Record: 1 Date/Time: 02/21/2019 19:30:12 Source: system Severity: Ok Description: Log cleared. ------------------------------------------------------------------------------- Record: 2 Date/Time: 02/23/2019 21:25:36 Source: system Severity: Non-Critical Description: Correctable memory error rate exceeded for DIMM_B7. ------------------------------------------------------------------------------- Record: 3 Date/Time: 02/23/2019 21:25:37 Source: system Severity: Non-Critical Description: Correctable memory error rate exceeded for DIMM_B3. ------------------------------------------------------------------------------- Record: 4 Date/Time: 02/23/2019 21:25:58 Source: system Severity: Critical Description: Correctable memory error rate exceeded for DIMM_B7. -------------------------------------------------------------------------------
It crashed again in less than 30 minutes after generating load:
2019-02-24T13:07:00-0600 USR0030 Successfully logged in using root, from 10.64.32.25 and GUI. 2019-02-24T12:29:47-0600 UEFI0081 Memory size has changed from the last time the system was started. 2019-02-24T12:29:47-0600 LOG007 The previous log entry was repeated 1 times. 2019-02-24T12:29:47-0600 UEFI0107 One or more memory errors have occurred on memory slot: B3. 2019-02-24T12:29:41-0600 MEM0001 Multi-bit memory errors detected on a memory device at location(s) DIMM_B3. 2019-02-24T12:29:41-0600 PST0091 A problem was detected in Memory Reference Code (MRC). 2019-02-24T12:29:40-0600 MEM0001 Multi-bit memory errors detected on a memory device at location(s) DIMM_B3. 2019-02-24T12:29:35-0600 UEFI0058 An uncorrectable Memory Error has occurred because a Dual Inline Memory Module (DIMM) is not functioning. 2019-02-24T12:29:35-0600 PST0091 A problem was detected in Memory Reference Code (MRC). 2019-02-24T12:28:26-0600 SYS1003 System CPU Resetting. 2019-02-24T12:28:26-0600 RAC0703 Requested system hardreset. 2019-02-24T12:28:26-0600 SYS1003 System CPU Resetting. 2019-02-24T12:28:25-0600 PWR2262 The Intel Management Engine has reported an internal system error. 2019-02-24T12:28:25-0600 CPU0000 Internal error has occurred check for additional logs. 2019-02-24T12:28:22-0600 PWR2262 The Intel Management Engine has reported an internal system error. 2019-02-24T12:27:58-0600 USR0032 The session for root from 10.64.32.25 using GUI is logged off.
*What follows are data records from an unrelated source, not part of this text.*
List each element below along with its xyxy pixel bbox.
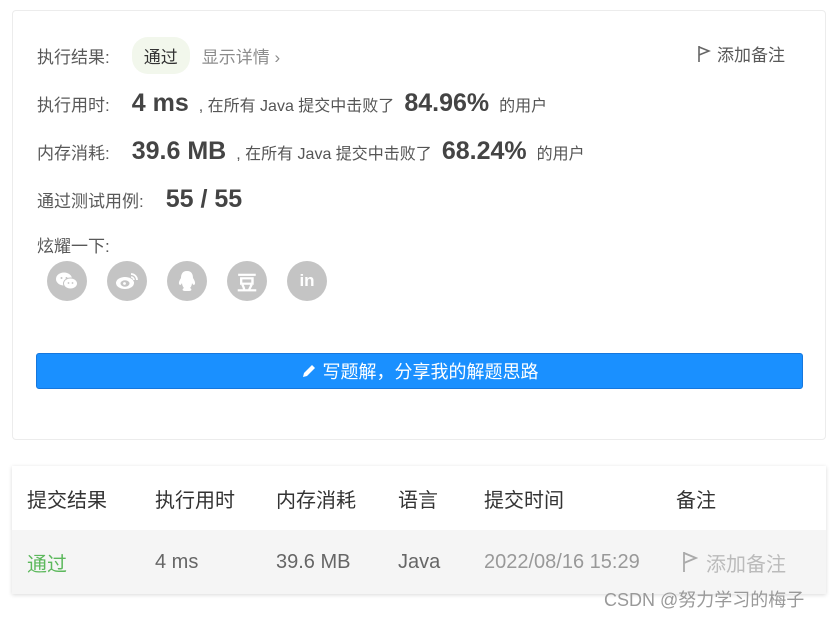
row-runtime: 4 ms	[155, 550, 199, 573]
row-result[interactable]: 通过	[27, 530, 67, 594]
show-details-label: 显示详情	[201, 48, 270, 67]
share-label: 炫耀一下:	[37, 237, 110, 256]
runtime-suffix: 的用户	[499, 98, 548, 115]
header-runtime: 执行用时	[155, 489, 235, 512]
write-solution-button[interactable]: 写题解，分享我的解题思路	[36, 353, 803, 389]
share-row: 炫耀一下:	[37, 232, 110, 257]
header-language: 语言	[398, 489, 438, 512]
watermark: CSDN @努力学习的梅子	[604, 590, 805, 610]
weibo-icon[interactable]	[107, 261, 147, 301]
show-details-link[interactable]: 显示详情 ›	[202, 43, 280, 68]
tests-row: 通过测试用例: 55 / 55	[37, 185, 242, 214]
runtime-label: 执行用时:	[37, 96, 110, 115]
header-memory: 内存消耗	[276, 489, 356, 512]
runtime-row: 执行用时: 4 ms , 在所有 Java 提交中击败了 84.96% 的用户	[37, 89, 547, 118]
memory-row: 内存消耗: 39.6 MB , 在所有 Java 提交中击败了 68.24% 的…	[37, 137, 585, 166]
header-note: 备注	[676, 489, 716, 512]
runtime-desc: , 在所有 Java 提交中击败了	[198, 98, 395, 115]
flag-icon	[683, 552, 698, 572]
status-badge: 通过	[131, 37, 190, 74]
row-add-note-label: 添加备注	[706, 553, 786, 576]
memory-percent: 68.24%	[441, 137, 527, 165]
runtime-percent: 84.96%	[404, 89, 490, 117]
chevron-right-icon: ›	[274, 48, 281, 67]
row-add-note-button[interactable]: 添加备注	[682, 530, 786, 594]
row-time: 2022/08/16 15:29	[484, 550, 640, 573]
row-memory: 39.6 MB	[276, 550, 351, 573]
row-language: Java	[398, 550, 441, 573]
memory-suffix: 的用户	[536, 146, 585, 163]
memory-label: 内存消耗:	[37, 144, 110, 163]
douban-icon[interactable]: 豆	[227, 261, 267, 301]
pencil-icon	[302, 365, 315, 377]
header-result: 提交结果	[27, 489, 107, 512]
wechat-icon[interactable]	[47, 261, 87, 301]
runtime-value: 4 ms	[131, 89, 189, 117]
flag-icon	[698, 45, 711, 62]
memory-value: 39.6 MB	[131, 137, 227, 165]
tests-label: 通过测试用例:	[37, 192, 144, 211]
memory-desc: , 在所有 Java 提交中击败了	[236, 146, 432, 163]
qq-icon[interactable]	[167, 261, 207, 301]
tests-value: 55 / 55	[165, 185, 243, 213]
add-note-button[interactable]: 添加备注	[697, 41, 785, 66]
submission-result-card: 执行结果: 通过 显示详情 › 添加备注 执行用时: 4 ms , 在所有 Ja…	[12, 10, 826, 440]
table-header: 提交结果 执行用时 内存消耗 语言 提交时间 备注	[12, 466, 826, 530]
linkedin-icon[interactable]: in	[287, 261, 327, 301]
write-solution-label: 写题解，分享我的解题思路	[322, 362, 539, 382]
result-label: 执行结果:	[37, 48, 110, 67]
add-note-label: 添加备注	[717, 46, 785, 65]
share-icons: 豆 in	[47, 261, 347, 301]
header-time: 提交时间	[484, 489, 564, 512]
table-row[interactable]: 通过 4 ms 39.6 MB Java 2022/08/16 15:29 添加…	[12, 530, 826, 594]
result-row: 执行结果: 通过 显示详情 ›	[37, 37, 280, 74]
submissions-table: 提交结果 执行用时 内存消耗 语言 提交时间 备注 通过 4 ms 39.6 M…	[12, 466, 826, 594]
This will most like need a new motherboard. I requested one through Dell
You have successfully submitted request SR986942076.
@Cmjohnson remember this host has MySQL down already, so you can just power it off yourself whenever you are ready for the mainboard replacement.
Thanks
Mentioned in SAL (#wikimedia-operations) [2019-02-28T15:15:42Z] <cmjohnson1> powering off db1114 to replace motherboard T214720
the motherboard has been replaced, the idrac and bios have been updated to latest version. resolving task, reopen if there are any problems.
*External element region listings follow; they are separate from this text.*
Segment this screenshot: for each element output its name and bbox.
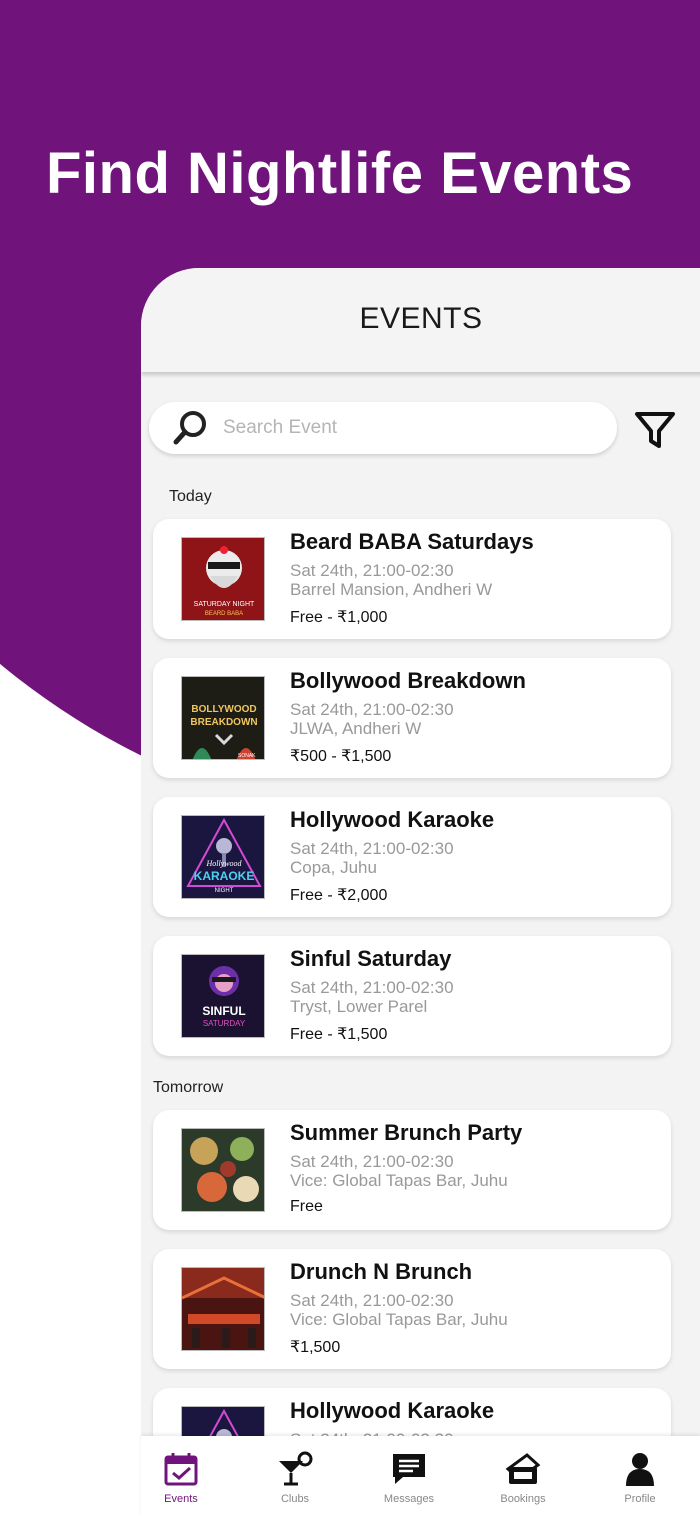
search-icon bbox=[173, 411, 206, 445]
cocktail-icon bbox=[279, 1451, 313, 1486]
event-card[interactable]: SATURDAY NIGHT BEARD BABA Beard BABA Sat… bbox=[153, 519, 671, 639]
message-icon bbox=[393, 1454, 425, 1484]
screen: Find Nightlife Events EVENTS Today bbox=[0, 0, 700, 1516]
event-poster-bollywood: BOLLYWOOD BREAKDOWN SONAK bbox=[181, 676, 265, 760]
page-title: EVENTS bbox=[359, 302, 483, 335]
nav-label: Messages bbox=[383, 1493, 435, 1505]
nav-bookings[interactable]: Bookings bbox=[473, 1436, 573, 1516]
event-venue: Copa, Juhu bbox=[290, 858, 377, 877]
event-price: Free - ₹2,000 bbox=[290, 887, 388, 904]
event-card[interactable]: BOLLYWOOD BREAKDOWN SONAK Bollywood Brea… bbox=[153, 658, 671, 778]
event-venue: Vice: Global Tapas Bar, Juhu bbox=[290, 1310, 508, 1329]
event-time: Sat 24th, 21:00-02:30 bbox=[290, 561, 454, 580]
event-card[interactable]: Summer Brunch Party Sat 24th, 21:00-02:3… bbox=[153, 1110, 671, 1230]
event-price: Free bbox=[290, 1198, 323, 1215]
event-price: ₹500 - ₹1,500 bbox=[290, 748, 392, 765]
event-title: Drunch N Brunch bbox=[290, 1259, 473, 1284]
nav-clubs[interactable]: Clubs bbox=[245, 1436, 345, 1516]
event-title: Beard BABA Saturdays bbox=[290, 529, 534, 554]
event-title: Bollywood Breakdown bbox=[290, 668, 526, 693]
nav-label: Clubs bbox=[280, 1493, 310, 1505]
event-poster-karaoke: Hollywood KARAOKE NIGHT bbox=[181, 815, 265, 899]
event-title: Sinful Saturday bbox=[290, 946, 452, 971]
event-card[interactable]: SINFUL SATURDAY Sinful Saturday Sat 24th… bbox=[153, 936, 671, 1056]
event-price: Free - ₹1,000 bbox=[290, 609, 388, 626]
event-venue: Tryst, Lower Parel bbox=[290, 997, 428, 1016]
event-time: Sat 24th, 21:00-02:30 bbox=[290, 1291, 454, 1310]
nav-messages[interactable]: Messages bbox=[359, 1436, 459, 1516]
event-price: Free - ₹1,500 bbox=[290, 1026, 388, 1043]
event-title: Summer Brunch Party bbox=[290, 1120, 523, 1145]
calendar-check-icon bbox=[164, 1453, 198, 1486]
event-time: Sat 24th, 21:00-02:30 bbox=[290, 700, 454, 719]
bottom-nav: Events Clubs Messages Bookings Profile bbox=[141, 1436, 700, 1516]
nav-profile[interactable]: Profile bbox=[590, 1436, 690, 1516]
filter-icon[interactable] bbox=[633, 408, 677, 452]
event-card[interactable]: Drunch N Brunch Sat 24th, 21:00-02:30 Vi… bbox=[153, 1249, 671, 1369]
event-poster-sinful: SINFUL SATURDAY bbox=[181, 954, 265, 1038]
poster-text: KARAOKE bbox=[194, 869, 255, 883]
event-price: ₹1,500 bbox=[290, 1339, 341, 1356]
poster-text: Hollywood bbox=[205, 859, 242, 868]
search-bar[interactable] bbox=[149, 402, 617, 454]
event-photo-drunch bbox=[181, 1267, 265, 1351]
hero-title: Find Nightlife Events bbox=[46, 141, 634, 206]
poster-text: SATURDAY NIGHT bbox=[194, 601, 255, 608]
event-photo-brunch bbox=[181, 1128, 265, 1212]
person-icon bbox=[626, 1453, 654, 1486]
poster-text: SINFUL bbox=[202, 1004, 245, 1018]
nav-events[interactable]: Events bbox=[131, 1436, 231, 1516]
poster-text: BEARD BABA bbox=[205, 611, 243, 617]
search-input[interactable] bbox=[223, 417, 583, 439]
poster-text: BOLLYWOOD bbox=[191, 704, 256, 715]
event-time: Sat 24th, 21:00-02:30 bbox=[290, 978, 454, 997]
nav-label: Bookings bbox=[500, 1493, 546, 1505]
event-title: Hollywood Karaoke bbox=[290, 807, 495, 832]
poster-text: NIGHT bbox=[215, 888, 234, 894]
event-venue: JLWA, Andheri W bbox=[290, 719, 422, 738]
phone-screen: EVENTS Today SATURDAY NIGHT bbox=[141, 268, 700, 1516]
event-time: Sat 24th, 21:00-02:30 bbox=[290, 839, 454, 858]
event-venue: Barrel Mansion, Andheri W bbox=[290, 580, 493, 599]
nav-label: Profile bbox=[624, 1493, 656, 1505]
event-time: Sat 24th, 21:00-02:30 bbox=[290, 1152, 454, 1171]
event-venue: Vice: Global Tapas Bar, Juhu bbox=[290, 1171, 508, 1190]
section-label-tomorrow: Tomorrow bbox=[153, 1079, 224, 1096]
section-label-today: Today bbox=[169, 488, 212, 505]
nav-label: Events bbox=[164, 1493, 198, 1505]
poster-text: SONAK bbox=[238, 753, 256, 759]
ticket-icon bbox=[505, 1453, 541, 1484]
event-poster-beard-baba: SATURDAY NIGHT BEARD BABA bbox=[181, 537, 265, 621]
event-card[interactable]: Hollywood KARAOKE NIGHT Hollywood Karaok… bbox=[153, 797, 671, 917]
app-bar: EVENTS bbox=[141, 268, 700, 372]
event-title: Hollywood Karaoke bbox=[290, 1398, 495, 1423]
poster-text: SATURDAY bbox=[203, 1019, 246, 1028]
poster-text: BREAKDOWN bbox=[190, 717, 257, 728]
@Marostegui I've chosen not to reimage the server because this is right now a backup testing one, I think it is ok if currently doesn't have the right enwiki data. Feel free to use it for dump testing. I have put it up, caught up replication, and started a backup process in a loop (on a screen session) to check it doesn't go down again, like in T214720#4978949
If you recover a snapshot to it, remember to kill the screen first.
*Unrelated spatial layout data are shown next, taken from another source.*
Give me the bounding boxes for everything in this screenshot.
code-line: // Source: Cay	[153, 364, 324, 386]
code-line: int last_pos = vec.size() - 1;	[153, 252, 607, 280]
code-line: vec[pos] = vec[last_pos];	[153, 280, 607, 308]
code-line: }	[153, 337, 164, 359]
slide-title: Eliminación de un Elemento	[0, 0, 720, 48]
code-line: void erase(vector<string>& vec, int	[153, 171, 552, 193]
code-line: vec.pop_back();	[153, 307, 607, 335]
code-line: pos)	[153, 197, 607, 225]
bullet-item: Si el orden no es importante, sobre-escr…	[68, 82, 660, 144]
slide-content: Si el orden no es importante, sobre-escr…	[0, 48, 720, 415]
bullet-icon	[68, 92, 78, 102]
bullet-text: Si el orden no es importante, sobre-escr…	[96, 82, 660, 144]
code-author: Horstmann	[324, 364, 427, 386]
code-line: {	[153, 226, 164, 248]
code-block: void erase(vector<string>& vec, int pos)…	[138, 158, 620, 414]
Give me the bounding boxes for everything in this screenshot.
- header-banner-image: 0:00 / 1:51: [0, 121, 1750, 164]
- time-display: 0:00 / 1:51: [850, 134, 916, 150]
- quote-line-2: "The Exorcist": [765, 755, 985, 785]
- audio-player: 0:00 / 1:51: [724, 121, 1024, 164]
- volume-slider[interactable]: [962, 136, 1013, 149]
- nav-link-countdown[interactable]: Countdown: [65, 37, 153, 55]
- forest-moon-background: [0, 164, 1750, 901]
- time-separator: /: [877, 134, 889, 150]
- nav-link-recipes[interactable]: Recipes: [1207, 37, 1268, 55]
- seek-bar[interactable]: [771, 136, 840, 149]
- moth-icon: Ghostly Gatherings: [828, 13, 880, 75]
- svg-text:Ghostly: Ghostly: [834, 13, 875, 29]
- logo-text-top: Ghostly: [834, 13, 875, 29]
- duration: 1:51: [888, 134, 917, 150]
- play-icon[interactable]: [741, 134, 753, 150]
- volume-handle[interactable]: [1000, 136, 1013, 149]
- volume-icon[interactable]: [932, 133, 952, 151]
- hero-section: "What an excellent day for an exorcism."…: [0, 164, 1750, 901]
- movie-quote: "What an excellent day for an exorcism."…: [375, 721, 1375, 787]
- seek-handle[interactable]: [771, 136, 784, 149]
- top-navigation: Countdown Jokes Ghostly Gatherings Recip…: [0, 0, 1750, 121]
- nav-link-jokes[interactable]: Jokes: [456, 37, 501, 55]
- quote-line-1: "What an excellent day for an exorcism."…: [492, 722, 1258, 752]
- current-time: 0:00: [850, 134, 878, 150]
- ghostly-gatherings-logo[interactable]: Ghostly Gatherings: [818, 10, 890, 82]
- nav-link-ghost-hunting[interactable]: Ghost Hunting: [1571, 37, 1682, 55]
No problem! let's leave the loop there for a few days to see if it crashes
Thank you!
Hi,
@Cmjohnson The remote IPMI password was out of sync. Just mentioning to add it on the to do list for motherboard changes (this and reviewing the boot order, which you did, thank you!). Not a huge issue, just a heads up to prevent people from bothering you (I was able to correct it from localhost).